Dr. Hansen's research experiences involve studying energy metabolism in hagfish hearts, characterizing cardiac muscle compensatory mechanism activated post-myocardial infarction, elucidating the inositol phosphate metabolic pathway and its integration with Ca2+ signaling, and understanding the roles of heterotrimeric G-proteins in specifying G-protein coupled receptor signaling functions using zebrafish and mouse models. Hansen has also been engaged in program building. He spear-headed the development of a molecular biology option at BU by obtaining an NSF-CCLI grant along with new course development in bioinformatics and genomics. He co-developed an undergraduate certificate program in genetic counseling and genomic research that prepares students to enter master programs in genetic counseling.

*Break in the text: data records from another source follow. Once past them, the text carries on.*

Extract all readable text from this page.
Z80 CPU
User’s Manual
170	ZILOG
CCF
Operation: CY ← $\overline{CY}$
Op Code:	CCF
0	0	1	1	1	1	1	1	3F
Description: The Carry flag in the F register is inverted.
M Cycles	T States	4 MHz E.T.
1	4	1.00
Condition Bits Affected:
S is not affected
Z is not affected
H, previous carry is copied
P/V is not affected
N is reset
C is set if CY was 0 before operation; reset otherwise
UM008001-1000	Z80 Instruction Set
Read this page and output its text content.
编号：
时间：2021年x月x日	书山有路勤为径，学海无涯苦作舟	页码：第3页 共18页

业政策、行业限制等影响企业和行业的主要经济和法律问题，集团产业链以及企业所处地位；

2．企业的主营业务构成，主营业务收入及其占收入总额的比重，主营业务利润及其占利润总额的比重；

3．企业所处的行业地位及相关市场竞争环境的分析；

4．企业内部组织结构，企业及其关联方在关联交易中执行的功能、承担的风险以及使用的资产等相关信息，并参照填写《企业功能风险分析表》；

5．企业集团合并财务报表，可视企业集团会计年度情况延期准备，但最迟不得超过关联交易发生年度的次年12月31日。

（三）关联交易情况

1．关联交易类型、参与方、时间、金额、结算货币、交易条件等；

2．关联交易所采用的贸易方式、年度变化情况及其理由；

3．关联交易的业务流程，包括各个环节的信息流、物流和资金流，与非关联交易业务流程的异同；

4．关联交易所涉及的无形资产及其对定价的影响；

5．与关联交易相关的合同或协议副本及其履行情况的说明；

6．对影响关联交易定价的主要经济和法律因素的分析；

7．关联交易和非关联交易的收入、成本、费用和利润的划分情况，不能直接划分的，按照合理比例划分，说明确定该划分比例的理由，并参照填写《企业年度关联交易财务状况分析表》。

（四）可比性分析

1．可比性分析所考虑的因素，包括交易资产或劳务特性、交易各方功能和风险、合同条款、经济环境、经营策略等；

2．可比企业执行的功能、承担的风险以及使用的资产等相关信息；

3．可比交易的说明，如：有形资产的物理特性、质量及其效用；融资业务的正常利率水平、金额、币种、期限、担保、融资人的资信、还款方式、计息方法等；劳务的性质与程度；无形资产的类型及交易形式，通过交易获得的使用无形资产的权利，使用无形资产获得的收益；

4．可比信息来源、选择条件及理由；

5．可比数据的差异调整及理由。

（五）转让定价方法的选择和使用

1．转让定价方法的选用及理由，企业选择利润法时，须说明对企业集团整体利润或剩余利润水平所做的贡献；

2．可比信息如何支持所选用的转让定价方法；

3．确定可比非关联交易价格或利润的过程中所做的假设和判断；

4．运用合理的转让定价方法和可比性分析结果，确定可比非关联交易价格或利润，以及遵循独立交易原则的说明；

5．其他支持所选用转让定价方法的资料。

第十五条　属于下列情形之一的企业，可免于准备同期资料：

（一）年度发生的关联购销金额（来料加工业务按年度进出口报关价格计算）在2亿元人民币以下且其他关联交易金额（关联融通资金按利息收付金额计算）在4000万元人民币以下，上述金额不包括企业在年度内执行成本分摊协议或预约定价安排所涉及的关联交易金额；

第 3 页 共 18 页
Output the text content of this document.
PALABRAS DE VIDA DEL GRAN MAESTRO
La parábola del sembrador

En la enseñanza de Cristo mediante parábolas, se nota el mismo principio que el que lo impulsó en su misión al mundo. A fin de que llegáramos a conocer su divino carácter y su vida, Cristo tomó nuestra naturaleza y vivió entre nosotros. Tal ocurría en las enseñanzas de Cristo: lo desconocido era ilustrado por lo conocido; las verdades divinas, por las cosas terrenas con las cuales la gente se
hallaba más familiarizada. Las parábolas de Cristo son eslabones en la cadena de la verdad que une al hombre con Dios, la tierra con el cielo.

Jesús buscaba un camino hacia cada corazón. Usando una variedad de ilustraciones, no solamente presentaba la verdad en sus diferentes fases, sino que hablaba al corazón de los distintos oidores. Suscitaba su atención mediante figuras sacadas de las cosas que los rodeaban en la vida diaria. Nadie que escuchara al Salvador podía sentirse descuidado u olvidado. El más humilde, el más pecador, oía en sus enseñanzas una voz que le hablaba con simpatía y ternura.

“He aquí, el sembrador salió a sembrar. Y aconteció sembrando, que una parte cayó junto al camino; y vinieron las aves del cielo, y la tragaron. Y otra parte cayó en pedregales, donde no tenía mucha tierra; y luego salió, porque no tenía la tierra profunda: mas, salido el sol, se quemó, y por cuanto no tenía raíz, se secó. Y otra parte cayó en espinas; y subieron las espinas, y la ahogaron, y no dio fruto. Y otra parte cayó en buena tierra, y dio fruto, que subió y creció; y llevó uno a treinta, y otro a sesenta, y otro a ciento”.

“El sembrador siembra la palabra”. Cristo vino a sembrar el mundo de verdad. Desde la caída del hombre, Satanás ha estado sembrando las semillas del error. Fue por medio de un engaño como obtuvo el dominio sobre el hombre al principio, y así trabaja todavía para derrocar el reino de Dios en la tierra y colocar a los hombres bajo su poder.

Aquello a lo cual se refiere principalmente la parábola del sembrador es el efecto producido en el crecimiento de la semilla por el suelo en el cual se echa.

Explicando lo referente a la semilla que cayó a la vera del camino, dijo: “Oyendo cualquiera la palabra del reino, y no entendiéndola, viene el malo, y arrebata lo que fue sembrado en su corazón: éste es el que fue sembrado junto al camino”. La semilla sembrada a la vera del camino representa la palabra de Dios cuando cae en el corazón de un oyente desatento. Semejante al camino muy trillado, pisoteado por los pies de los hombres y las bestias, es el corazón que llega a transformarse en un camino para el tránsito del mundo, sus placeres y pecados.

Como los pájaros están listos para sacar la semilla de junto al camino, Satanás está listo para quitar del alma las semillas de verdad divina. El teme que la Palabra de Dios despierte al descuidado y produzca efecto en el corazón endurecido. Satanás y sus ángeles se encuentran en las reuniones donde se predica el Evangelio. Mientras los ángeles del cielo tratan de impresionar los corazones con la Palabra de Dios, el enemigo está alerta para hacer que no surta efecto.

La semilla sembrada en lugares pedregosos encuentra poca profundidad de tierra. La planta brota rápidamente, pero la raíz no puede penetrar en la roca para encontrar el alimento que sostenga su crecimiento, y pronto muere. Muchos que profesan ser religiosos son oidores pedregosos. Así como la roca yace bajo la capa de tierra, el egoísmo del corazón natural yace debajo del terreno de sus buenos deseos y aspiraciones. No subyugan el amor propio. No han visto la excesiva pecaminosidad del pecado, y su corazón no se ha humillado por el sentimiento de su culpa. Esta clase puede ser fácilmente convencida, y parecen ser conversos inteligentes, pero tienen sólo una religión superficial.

Dr. Hansen’s current research focuses on understanding G-protein mediated signaling inputs regulating angiogenesis. Angiogenesis is the process whereby new blood vessels sprout from preexisting vessels. This process requires endothelial cells to make cell fate decisions regulating growth, maturation, and quiescence of the newly formed vessels. Although important for physiologic situations such as wound healing, dysregulation of angiogenic signaling cascades contribute to many pathologic conditions including retinopathy, atherosclerosis, pulmonary dysfunction, and cancer. A growing body of evidence supports the involvement of G-proteins as both positive and negative regulators of the angiogenic process. Interestingly, Gng11-/- mice exhibit vessel overgrowth in the mouse retinopathy model. Endothelial cells lacking the Gγ11 protein exhibit delayed cell cycle exit and resumption of the quiescent state. These cell cycle changes are associated with altered Yap/Taz and Foxo1/3 transcriptional networks that control the switch between proliferation and quiescence. Based on these and other data, it is hypothesize that the Gγ11 protein functions as an angiostatic switch to promote and maintain endothelial quiescence. Although largely dispensable under homeostatic conditions, we speculate that the Gγ11 protein is critical for applying the “brake” that prevents pathologic angiogenesis. This research project is a collaborative effort with the laboratory of Dr. Janet Robishaw.